We discuss how to use distributed training to train a Bootleg model on the full Wikipedia save. This tutorial assumes you have already completed the Basic Training Tutorial.

As Wikipedia has over 5 million entities and over 50 million sentences, training on the full Wikipedia save is computationally expensive. We recommend using a p4d.24xlarge instance on AWS to train on Wikipedia.

We provide a config for training Wikipedia here. Note this config is the config used to train the pretrained model provided in the End-to-End Tutorial.

1. Downloading the Data

We provide scripts to download:

  1. Prepped Wikipedia data (training and dev datasets)

  2. Wikipedia entity data and embedding data

To download the Wikipedia data, run the command below with the directory to download the data to. Note that the prepped Wikipedia data will require ~200GB of disk space and will take some time to download and decompress the prepped Wikipedia data (16GB compressed, ~150GB uncompressed).

bash download_wiki.sh <DOWNLOAD_DIRECTORY>

To download (2) above, run the command

bash download_data.sh <DOWNLOAD_DIRECTORY>

At the end, the directory structure should be

<DOWNLOAD_DIRECTORY>
  wiki_data/
      prep/
  entity_db/
      entity_mappings/
      type_mappings/
      kg_mappings/
      prep/

2. Setting up Distributed Training

Emmental, the training framework of Bootleg, supports distributed training using PyTorch’s Data Parallel or Distributed Data Parallel framework. We recommend DDP for training.

There is nothing that needs to change to get distributed training to work. We do, however, recommend setting the following params

emmental:
    ...
    distributed_backend: nccl
    fp16: true

This allows for fp16 and making sure the nccl backend is used. Note that when training with DDP, the batch_size is per gpu. With standard data parallel, the batch_size is across all GPUs.

From the Basic Training Tutorial, recall that the directory paths should be set to where we want to save our models and read the data, including:

  • cache_dir in data_config.word_embedding

  • data_dir and entity_dir in data_config

We have already set these directories in the provided Wikipedia config, but you will need to update data_dir and entity_dir to where you downloaded the data in step 1 and may want to update log_dir to where you want to save the model checkpoints and logs.

3. Training the Model

As we provide the Wikipedia data already prepped, we can jump immediately to training. To train the model with 8 gpus using DDP, we simply run:

python3 -m torch.distributed.run --nproc_per_node=8  bootleg/run.py --config_script configs/tutorial/wiki_uncased_ft.yaml

To train using DP, simply run

python3 bootleg/run.py --config_script configs/tutorial/wiki_uncased_ft.yaml

and Emmental will automatically using distributed training (you can turn this off by dataparallel: false in the emmental config block.

Once the training begins, we should see all GPUs being utilized.
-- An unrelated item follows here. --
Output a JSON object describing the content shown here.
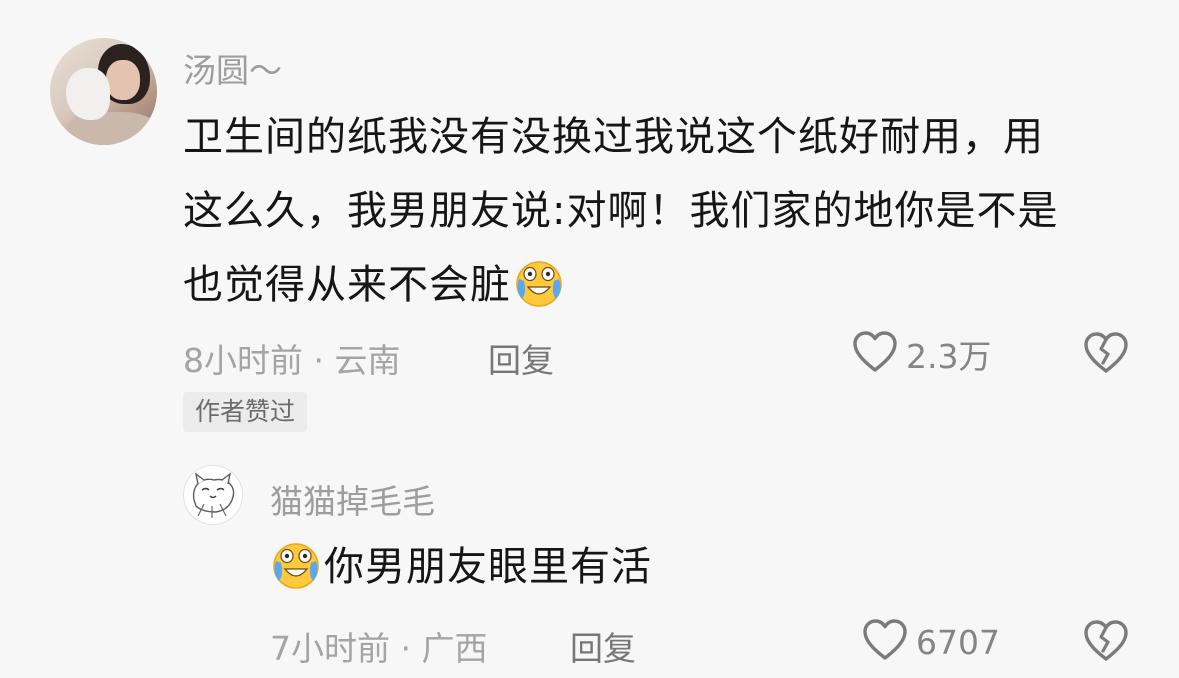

If we want to change the config (e.g. change the maximum number of aliases or the maximum word token len), we would need to re-prep the data and would run the command below. Note it takes several hours to perform Wikipedia pre-processing on a 56-core machine:

4. Evaluating with Slices

We use evaluation slices to understand the performance of Bootleg on important subsets of the dataset. To use evaluation slices, alias-entity pairs are labelled as belonging to specific slices in the slices key of the dataset.
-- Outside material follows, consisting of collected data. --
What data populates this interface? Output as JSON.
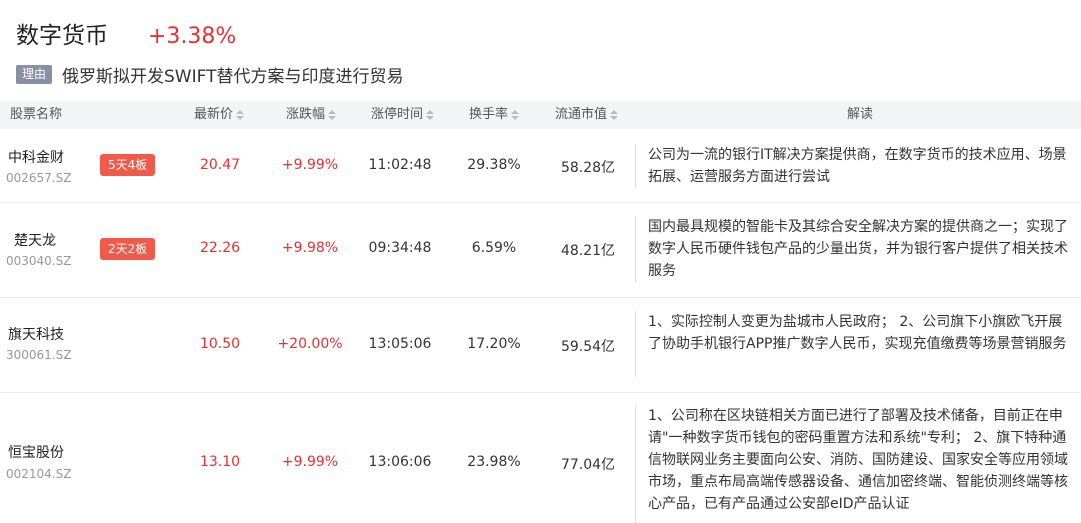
{
  "header": {
    "sector": "数字货币",
    "change": "+3.38%",
    "reason_tag": "理由",
    "reason": "俄罗斯拟开发SWIFT替代方案与印度进行贸易"
  },
  "columns": {
    "name": "股票名称",
    "price": "最新价",
    "change": "涨跌幅",
    "limit_time": "涨停时间",
    "turnover": "换手率",
    "market_cap": "流通市值",
    "explain": "解读"
  },
  "rows": [
    {
      "name": "中科金财",
      "code": "002657.SZ",
      "badge": "5天4板",
      "price": "20.47",
      "change": "+9.99%",
      "limit_time": "11:02:48",
      "turnover": "29.38%",
      "market_cap": "58.28亿",
      "explain": "公司为一流的银行IT解决方案提供商，在数字货币的技术应用、场景拓展、运营服务方面进行尝试"
    },
    {
      "name": "楚天龙",
      "code": "003040.SZ",
      "badge": "2天2板",
      "price": "22.26",
      "change": "+9.98%",
      "limit_time": "09:34:48",
      "turnover": "6.59%",
      "market_cap": "48.21亿",
      "explain": "国内最具规模的智能卡及其综合安全解决方案的提供商之一；实现了数字人民币硬件钱包产品的少量出货，并为银行客户提供了相关技术服务"
    },
    {
      "name": "旗天科技",
      "code": "300061.SZ",
      "badge": "",
      "price": "10.50",
      "change": "+20.00%",
      "limit_time": "13:05:06",
      "turnover": "17.20%",
      "market_cap": "59.54亿",
      "explain": "1、实际控制人变更为盐城市人民政府； 2、公司旗下小旗欧飞开展了协助手机银行APP推广数字人民币，实现充值缴费等场景营销服务"
    },
    {
      "name": "恒宝股份",
      "code": "002104.SZ",
      "badge": "",
      "price": "13.10",
      "change": "+9.99%",
      "limit_time": "13:06:06",
      "turnover": "23.98%",
      "market_cap": "77.04亿",
      "explain": "1、公司称在区块链相关方面已进行了部署及技术储备，目前正在申请\"一种数字货币钱包的密码重置方法和系统\"专利； 2、旗下特种通信物联网业务主要面向公安、消防、国防建设、国家安全等应用领域市场，重点布局高端传感器设备、通信加密终端、智能侦测终端等核心产品，已有产品通过公安部eID产品认证"
    }
  ]
}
In the Wikipedia data in this tutorial, we provide three “slices” of the dev dataset in addition to the “final_loss” (all examples) slice. For each of these three slices, the alias being scored must have more than one candidate. This filters trivial examples all models get correct.

  • unif_NS_TS: The gold entity does not occur in the training dataset (toes).

  • unif_NS_TL: The gold entity occurs globally 10 or fewer times in the training dataset (tail).

  • unif_NS_TO: The gold entity occurs globally between 11-1000 times in the training dataset (torso).

  • unif_NS_HD: The gold entity occurs globally greater than 1000 times in the training dataset (head).

  • unif_NS_all: All gold entities.

To use the slices for evaluation, they must also be specified in the eval_slices section of the run_config (see the Wikipedia config as an example).

When the dev evaluation occurs during training, we should see the performance on each of the slices that are specified in eval_slices. These slices help us understand how well Bootleg performs on more challenging subsets. The frequency of dev evaluation can be specified by the evaluation_freq parameter in the emmental block.